The holiday season is fast approaching. Fortunately, retailers have not yet realized that September is the perfect month for putting out Christmas decorations (though with the ongoing retail arms race, they may get there in a few years), leaving the field wide open for…fruitcake!
I love making fruitcake. Not the dry, tasteless fruit brick that appears in shops around Christmastime – real fruitcake, with all kinds of tasty goodies in it, lovingly sprinkled with liquor once a week for six weeks, then given an extra month for all the flavors to mellow together. A good fruitcake is like fine wine: while you can eat it right out of the oven, it only reaches the height of its complex, delicious flavor if allowed to age first.

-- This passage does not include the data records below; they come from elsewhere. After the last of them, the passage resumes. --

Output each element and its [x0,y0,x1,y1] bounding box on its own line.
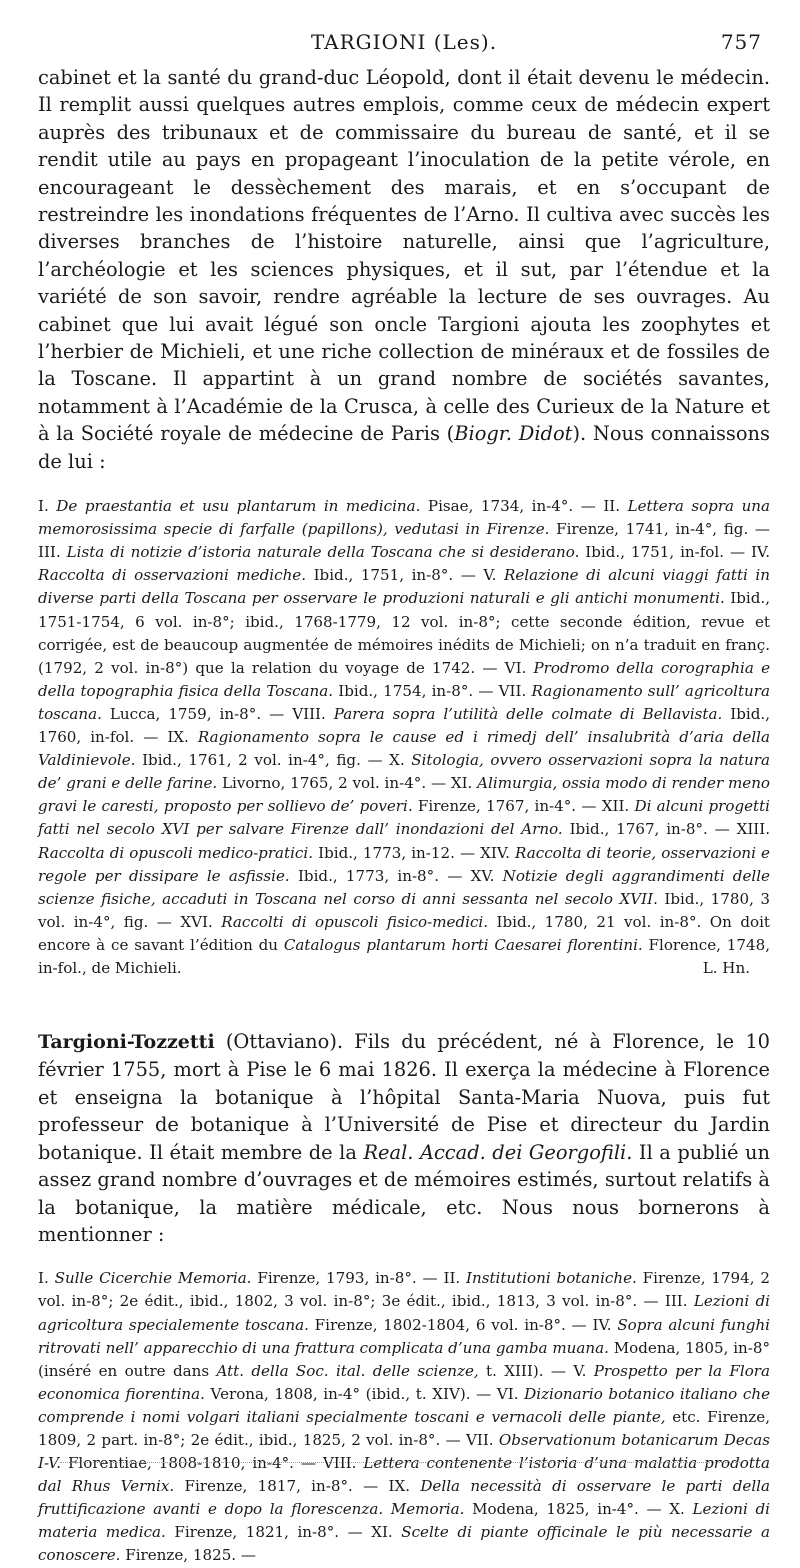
work-title: Raccolta di teorie, osservazioni e regole per dissipare le asfissie. [38,843,770,885]
citation-text: Firenze, 1767, in-4°. — XII. [412,797,635,816]
bottom-rule [60,1462,740,1463]
work-title: Observationum botanicarum Decas I-V. [38,1430,770,1473]
citation-text: Firenze, 1825. — [120,1546,256,1565]
work-title: Prospetto per la Flora economica fiorentina. [38,1361,770,1403]
work-title: Lista di notizie d’istoria naturale della Toscana che si desiderano. [66,543,580,562]
citation-text: Ibid., 1780, 3 vol. in-4°, fig. — XVI. [38,889,771,931]
citation-text: I. [38,1269,55,1288]
citation-text: Firenze, 1793, in-8°. — II. [251,1269,467,1288]
work-title: Ragionamento sull’ agricoltura toscana. [38,681,770,723]
work-title: Scelte di piante officinale le più necessarie a conoscere. [38,1523,770,1565]
citation-text: Ibid., 1780, 21 vol. in-8°. On doit encore à ce savant l’édition du [38,912,770,954]
work-title: Att. della Soc. ital. delle scienze, [216,1361,479,1380]
work-title: Notizie degli aggrandimenti delle scienze fisiche, accaduti in Toscana nel corso di anni sessanta nel secolo XVII. [38,866,770,908]
work-title: Relazione di alcuni viaggi fatti in diverse parti della Toscana per osservare le produzioni naturali e gli antichi monumenti. [38,566,770,608]
work-title: Catalogus plantarum horti Caesarei florentini. [283,935,643,954]
citation-text: Firenze, 1741, in-4°, fig. — III. [38,520,770,562]
citation-text: Ibid., 1761, 2 vol. in-4°, fig. — X. [135,751,412,770]
citation-text: Ibid., 1751, in-8°. — V. [306,566,504,585]
entry-name: Targioni-Tozzetti [38,1031,215,1054]
citation-text: Firenze, 1821, in-8°. — XI. [165,1523,402,1542]
citation-text: Ibid., 1751, in-fol. — IV. [579,543,770,562]
work-title: Lettera contenente l’istoria d’una malattia prodotta dal Rhus Vernix. [38,1454,770,1496]
citation-text: Modena, 1805, in-8° (inséré en outre dans [38,1338,770,1380]
work-title: Raccolta di osservazioni mediche. [38,566,307,585]
signature: L. Hn. [702,958,750,977]
citation-text: Verona, 1808, in-4° (ibid., t. XIV). — VI. [204,1384,525,1403]
citation-text: Florence, 1748, in-fol., de Michieli. [38,935,771,977]
work-title: Alimurgia, ossia modo di render meno gravi le caresti, proposto per sollievo de’ poveri. [38,774,771,816]
work-title: Lezioni di materia medica. [38,1500,770,1542]
article1-text-end: ). Nous connaissons de lui : [38,422,770,473]
citation-text: Modena, 1825, in-4°. — X. [464,1500,693,1519]
citation-text: Firenze, 1802-1804, 6 vol. in-8°. — IV. [308,1315,618,1334]
work-title: Sitologia, ovvero osservazioni sopra la natura de’ grani e delle farine. [38,751,770,793]
citation-text: Ibid., 1760, in-fol. — IX. [38,704,770,747]
citation-text: I. [38,497,57,516]
work-title: Dizionario botanico italiano che comprende i nomi volgari italiani specialmente toscani e vernacoli delle piante, [38,1384,770,1426]
work-title: Sopra alcuni funghi ritrovati nell’ apparecchio di una frattura complicata d’una gamba muana. [38,1315,770,1357]
work-title: Parera sopra l’utilità delle colmate di Bellavista. [333,704,723,723]
work-title: Della necessità di osservare le parti della fruttificazione avanti e dopo la florescenza. Memoria. [38,1477,770,1519]
citation-text: Ibid., 1754, in-8°. — VII. [333,681,532,700]
work-title: Institutioni botaniche. [466,1269,637,1288]
citation-text: Firenze, 1794, 2 vol. in-8°; 2e édit., ibid., 1802, 3 vol. in-8°; 3e édit., ibid., 1813, 3 vol. in-8°. — III. [38,1269,770,1311]
running-header [38,28,770,64]
citation-text: Ibid., 1773, in-8°. — XV. [289,866,503,885]
citation-text: t. XIII). — V. [478,1361,594,1380]
work-title: Raccolti di opuscoli fisico-medici. [221,912,489,931]
article2-text-a: (Ottaviano). Fils du précédent, né à Florence, le 10 février 1755, mort à Pise le 6 mai 1826. Il exerça la médecine à Florence et enseigna la botanique à l’hôpital Santa-Maria Nuova, puis fut professeur de botanique à l’Université de Pise et directeur du Jardin botanique. Il était membre de la [38,1030,770,1164]
citation-text: etc. Firenze, 1809, 2 part. in-8°; 2e édit., ibid., 1825, 2 vol. in-8°. — VII. [38,1407,770,1449]
article2-text-b: Il a publié un assez grand nombre d’ouvrages et de mémoires estimés, surtout relatifs à la botanique, la matière médicale, etc. Nous nous bornerons à mentionner : [38,1140,771,1246]
citation-text: Lucca, 1759, in-8°. — VIII. [101,704,334,723]
work-title: Sulle Cicerchie Memoria. [54,1269,252,1288]
citation-text: Livorno, 1765, 2 vol. in-4°. — XI. [217,774,478,793]
citation-text: Ibid., 1751-1754, 6 vol. in-8°; ibid., 1768-1779, 12 vol. in-8°; cette seconde édition, revue et corrigée, est de beaucoup augmentée de mémoires inédits de Michieli; on n’a traduit en franç. (1792, 2 vol. in-8°) que la relation du voyage de 1742. — VI. [38,589,770,677]
article2-paragraph [38,1028,770,1248]
citation-text: Ibid., 1767, in-8°. — XIII. [562,820,771,839]
article1-paragraph [38,64,770,475]
article2-bibliography [38,1267,770,1567]
running-title: TARGIONI (Les). [310,30,498,54]
article1-text: cabinet et la santé du grand-duc Léopold, dont il était devenu le médecin. Il remplit aussi quelques autres emplois, comme ceux de médecin expert auprès des tribunaux et de commissaire du bureau de santé, et il se rendit utile au pays en propageant l’inoculation de la petite vérole, en encourageant le dessèchement des marais, et en s’occupant de restreindre les inondations fréquentes de l’Arno. Il cultiva avec succès les diverses branches de l’histoire naturelle, ainsi que l’agriculture, l’archéologie et les sciences physiques, et il sut, par l’étendue et la variété de son savoir, rendre agréable la lecture de ses ouvrages. Au cabinet que lui avait légué son oncle Targioni ajouta les zoophytes et l’herbier de Michieli, et une riche collection de minéraux et de fossiles de la Toscane. Il appartint à un grand nombre de sociétés savantes, notamment à l’Académie de la Crusca, à celle des Curieux de la Nature et à la Société royale de médecine de Paris ( [38,66,770,446]
citation-text: Pisae, 1734, in-4°. — II. [420,497,628,516]
article2-italic: Real. Accad. dei Georgofili. [363,1140,633,1164]
work-title: Lezioni di agricoltura specialemente toscana. [38,1292,770,1334]
article1-bibliography [38,495,770,980]
article1-source: Biogr. Didot [454,422,573,446]
citation-text: Firenze, 1817, in-8°. — IX. [174,1477,421,1496]
work-title: Di alcuni progetti fatti nel secolo XVI per salvare Firenze dall’ inondazioni del Arno. [38,797,770,839]
page-number: 757 [720,30,762,54]
citation-text: Ibid., 1773, in-12. — XIV. [313,843,516,862]
work-title: De praestantia et usu plantarum in medicina. [56,497,421,516]
citation-text: Florentiae, 1808-1810, in-4°. — VIII. [61,1454,364,1473]
work-title: Lettera sopra una memorosissima specie di farfalle (papillons), vedutasi in Firenze. [38,497,771,539]
work-title: Raccolta di opuscoli medico-pratici. [38,843,314,862]
work-title: Ragionamento sopra le cause ed i rimedj dell’ insalubrità d’aria della Valdinievole. [38,728,770,770]
work-title: Prodromo della corographia e della topographia fisica della Toscana. [38,658,770,700]
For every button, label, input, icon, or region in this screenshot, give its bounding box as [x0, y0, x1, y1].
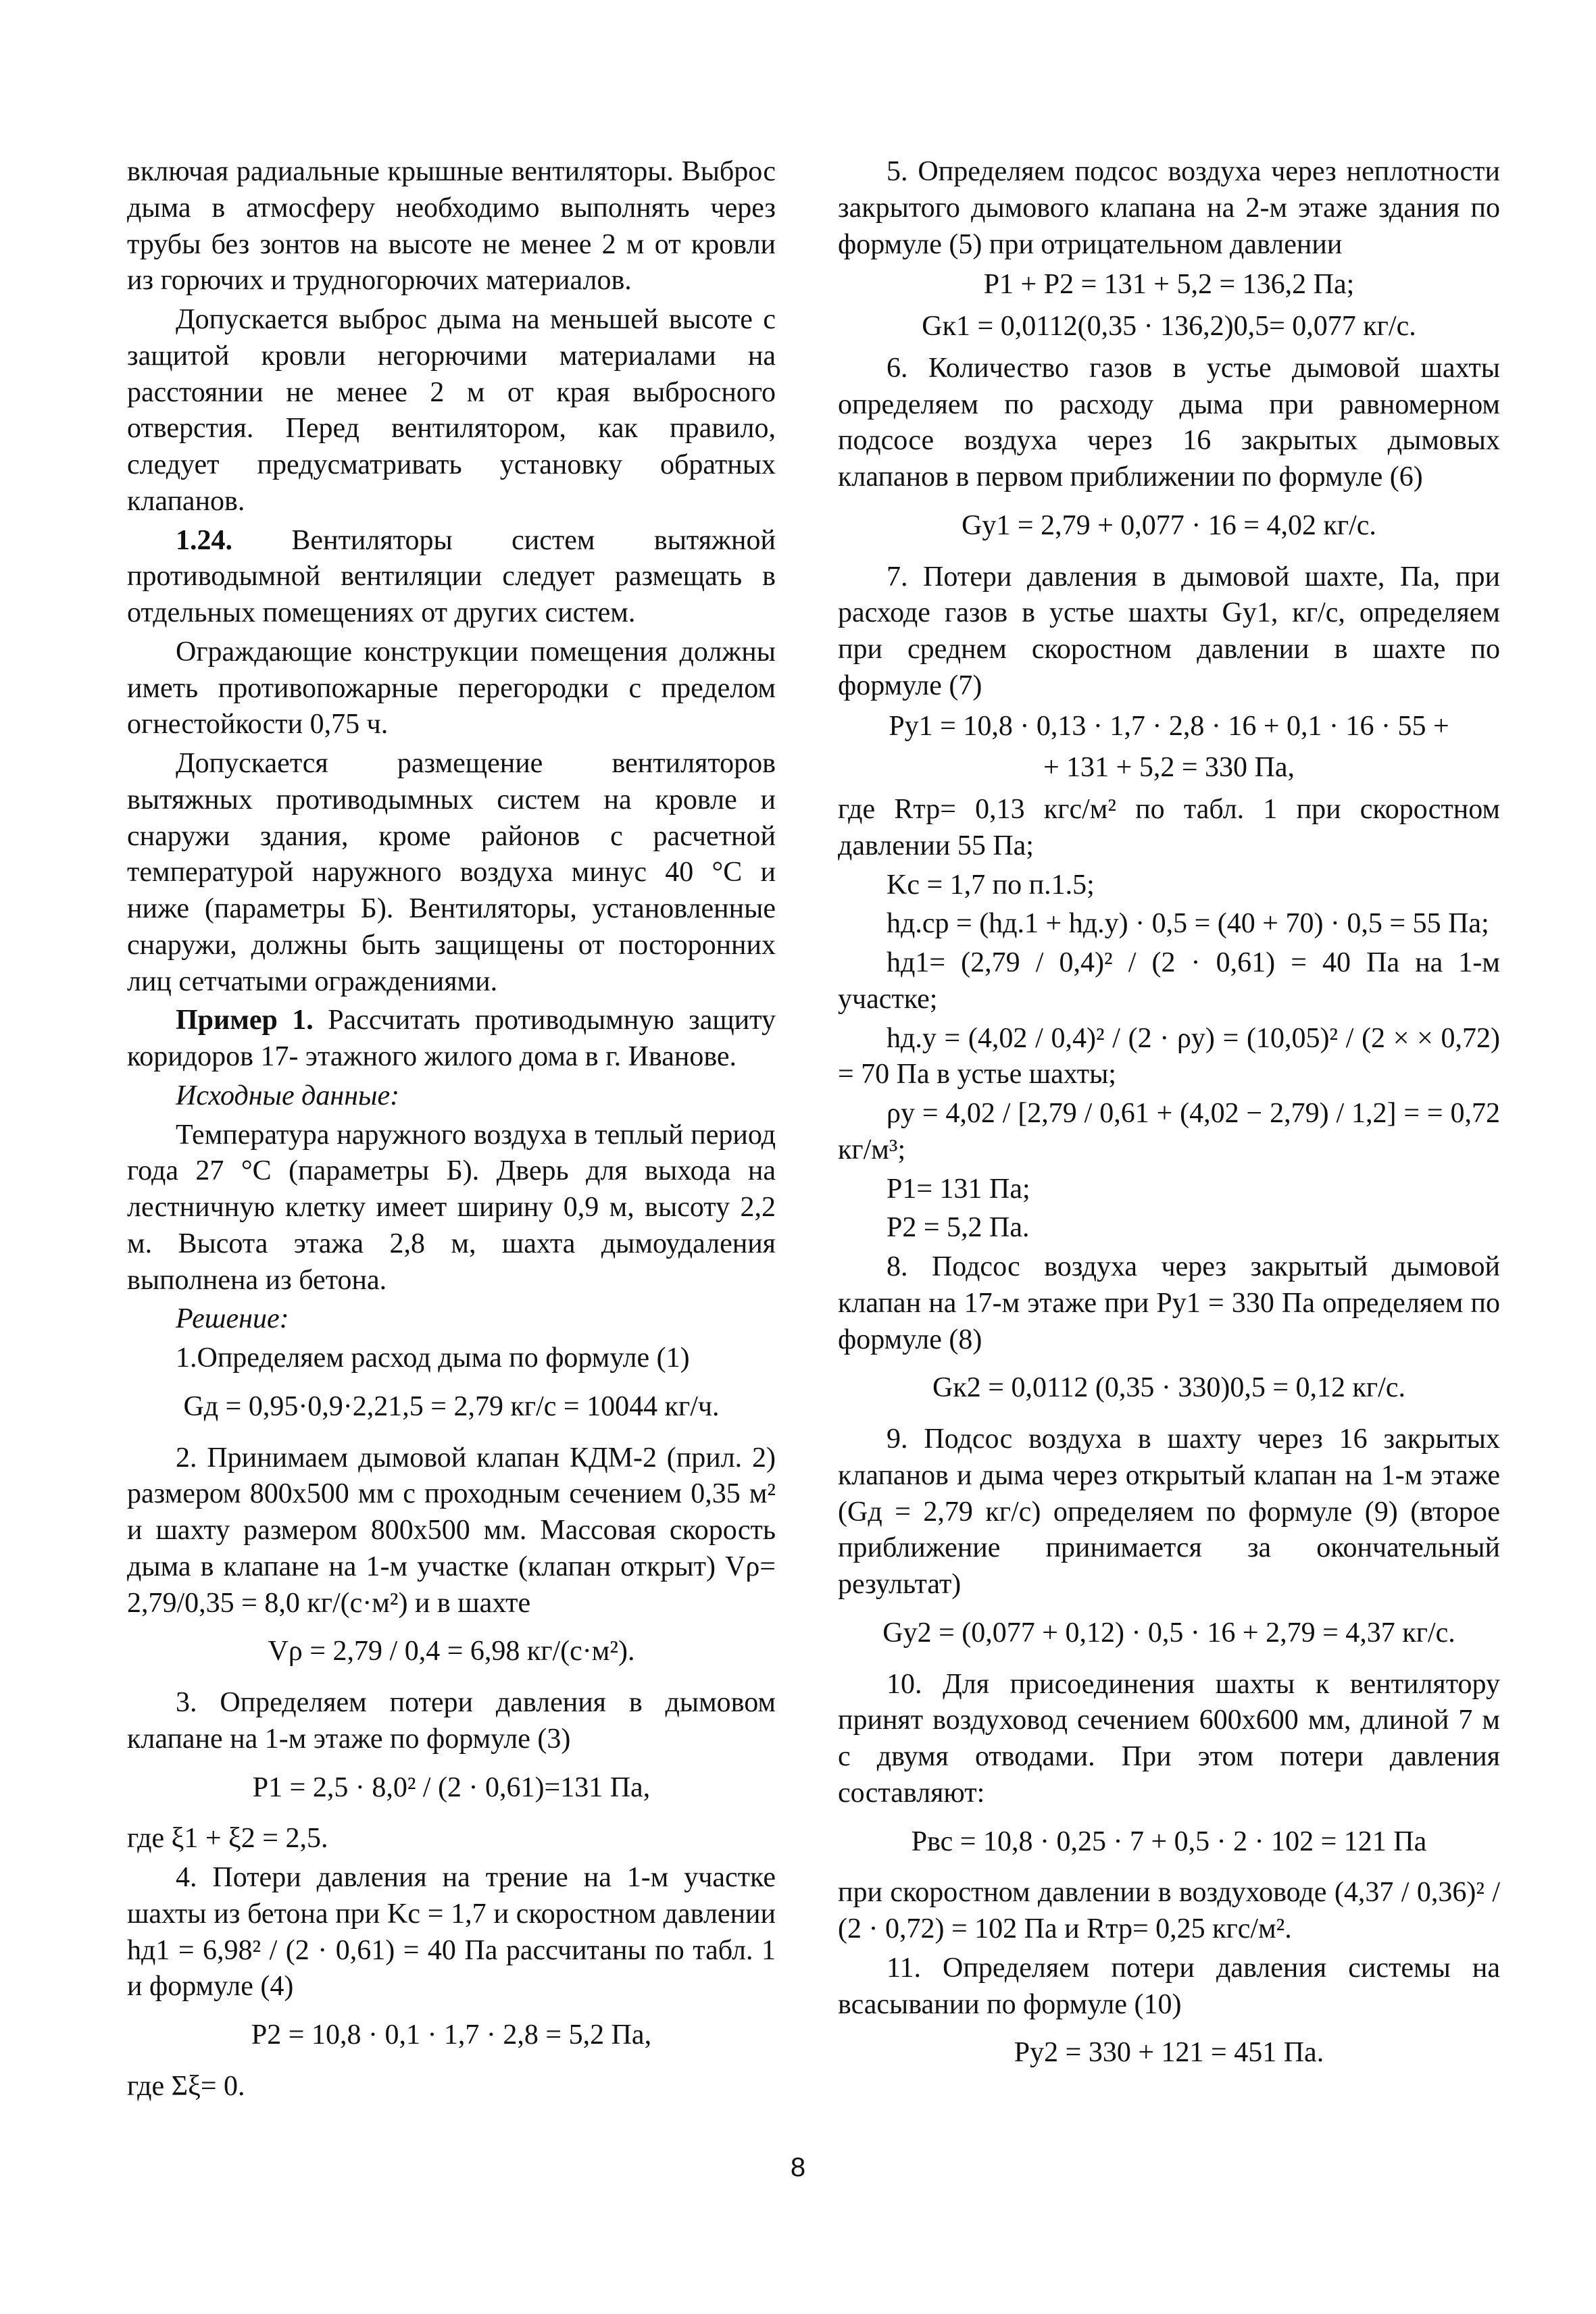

Because good fruitcake takes time, August and early September are fruitcake-making time, at least in this household. (And thank goodness I can beat the retailers to the gun on SOMETHING!)
Of course, you can take fruitcake-aging too far. The Antarctic Heritage Trust reports that a 106-year-old fruitcake has been found in the huts used by early Antarctic explorers, and was probably part of Captain Robert Scott’s doomed expedition, as he attempted to reach the South Pole in 1911. The fruitcake tin was rusted through, but the fruitcake itself was in excellent condition. Lizzie Meek of the Antarctic Heritage Trust reported, “There was a very, very slight rancid butter smell to it, but other than that, the cake looked and smelled edible!”
Because my fruitcakes contain 16 kinds of fruits, nuts, and candied citrus peel, it’s not practical to make just one fruitcake. (Especially since I candy all the fruit and citrus peels myself, so they come in pint jars.) Since I don’t want to skimp on the additions, and anything worth doing is worth overdoing, I typically make quite a few fruitcakes. This year, I made 6 large fruitcakes and 10 small ones. They contained 17.5 pounds of goodies:
Plus 7 quarts of cake batter:
Mixed into a lusciously full-of-treats batter:
…baked in a 275-degree oven for 2.5 hours…
…until golden brown:
Now they’re wrapped in plastic wrap and nestled into clean loaf pans, ready to be sprinkled with liquor. One tablespoon of liquor for the big cakes, half a tablespoon for the little cakes, once a week for six weeks. 1/3 of the cakes are being soaked with rum, 1/3 with bourbon whiskey, and 1/3 with a mix of Amaretto and Southern Comfort.
Of course, the arrival of fruitcake season foreshadows the beginning of chocolate season….the test kitchen won’t open until mid-October, but I’m already starting to think about potential new flavors!